As a last resort, use unscented Vaseline on plants that produce a lot of sap after they have been pruned, such as pines, plums and grapes. Vaseline won’t affect these plants badly and will stop sap loss.

Q: I bought my house a year ago with what I was told were five jasmine bushes in the sunny back yard. This summer they are much thinner in foliage than last summer and have brown and yellow leaves on about 10 percent to 15 percent of these plants.

A: If these plants are jasmine, they are probably star jasmine. This plant originates from Japan. Star jasmine is not a desert plant and does not tolerate desert soils and hot exposures to sun. It does tolerate the heat, however. Make sure it is watered like a nondesert vine or shrub.

I am wondering if the jasmine should be moved to a less intense sunlight area. If they were planted three years ago or less, it might be worth it to move them. At three years or less, plants can oftentimes be moved to a new location. Usually, the east side of a home is a better choice if they get shade from the afternoon sun.

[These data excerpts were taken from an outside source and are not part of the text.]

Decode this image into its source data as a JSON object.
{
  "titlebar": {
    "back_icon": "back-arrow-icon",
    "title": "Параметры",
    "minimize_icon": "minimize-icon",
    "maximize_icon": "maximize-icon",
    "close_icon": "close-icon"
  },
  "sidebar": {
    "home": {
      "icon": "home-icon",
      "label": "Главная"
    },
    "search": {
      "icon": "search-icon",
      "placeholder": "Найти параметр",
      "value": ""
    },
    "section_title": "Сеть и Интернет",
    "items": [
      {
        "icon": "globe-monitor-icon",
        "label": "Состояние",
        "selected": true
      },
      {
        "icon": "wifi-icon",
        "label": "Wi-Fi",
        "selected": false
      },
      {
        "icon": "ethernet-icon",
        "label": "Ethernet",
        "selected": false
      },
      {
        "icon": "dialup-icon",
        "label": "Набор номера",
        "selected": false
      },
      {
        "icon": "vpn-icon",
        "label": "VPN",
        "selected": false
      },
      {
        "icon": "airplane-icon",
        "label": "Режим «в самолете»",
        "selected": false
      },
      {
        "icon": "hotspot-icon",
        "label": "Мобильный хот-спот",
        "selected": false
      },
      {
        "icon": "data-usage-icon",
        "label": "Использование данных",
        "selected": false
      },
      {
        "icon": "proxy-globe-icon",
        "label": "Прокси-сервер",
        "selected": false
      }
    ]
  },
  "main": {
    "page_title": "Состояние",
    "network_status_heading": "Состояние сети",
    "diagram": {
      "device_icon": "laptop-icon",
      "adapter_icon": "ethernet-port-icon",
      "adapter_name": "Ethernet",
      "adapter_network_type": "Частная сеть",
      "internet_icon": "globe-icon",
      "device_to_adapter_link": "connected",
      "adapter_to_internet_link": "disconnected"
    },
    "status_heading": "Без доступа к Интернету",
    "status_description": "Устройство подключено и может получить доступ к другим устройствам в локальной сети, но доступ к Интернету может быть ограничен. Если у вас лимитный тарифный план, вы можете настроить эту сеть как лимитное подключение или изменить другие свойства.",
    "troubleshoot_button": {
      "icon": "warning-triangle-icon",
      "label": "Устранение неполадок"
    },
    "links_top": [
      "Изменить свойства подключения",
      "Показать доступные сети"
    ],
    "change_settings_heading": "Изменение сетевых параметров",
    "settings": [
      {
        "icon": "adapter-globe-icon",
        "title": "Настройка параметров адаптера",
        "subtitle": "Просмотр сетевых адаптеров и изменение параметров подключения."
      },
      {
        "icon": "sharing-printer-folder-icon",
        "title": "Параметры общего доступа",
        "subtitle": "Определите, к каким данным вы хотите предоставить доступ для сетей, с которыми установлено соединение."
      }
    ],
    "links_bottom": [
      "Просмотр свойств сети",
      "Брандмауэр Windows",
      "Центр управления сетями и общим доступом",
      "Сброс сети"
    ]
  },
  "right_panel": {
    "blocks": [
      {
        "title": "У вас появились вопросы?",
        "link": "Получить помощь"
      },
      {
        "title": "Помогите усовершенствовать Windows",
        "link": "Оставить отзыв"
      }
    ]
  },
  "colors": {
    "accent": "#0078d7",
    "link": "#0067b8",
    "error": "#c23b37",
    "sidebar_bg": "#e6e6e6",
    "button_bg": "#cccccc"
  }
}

When moving plants, it is important to compensate for the loss of roots that occurs. This is done by eliminating some of the top. Prune about one-third of the plant to compensate for root loss. When planting in its new location make sure that about one-third of the soil is amended with compost. Water the plant with about five gallons of water each time, expanding that to about 10 gallons in a few years when it gets bigger.

If you decide to keep them in that spot, amend the surrounding soil with compost. If they are in rock, rake the rock away, put down the compost in a thin layer where they are watered, water the plants and rake the rock back.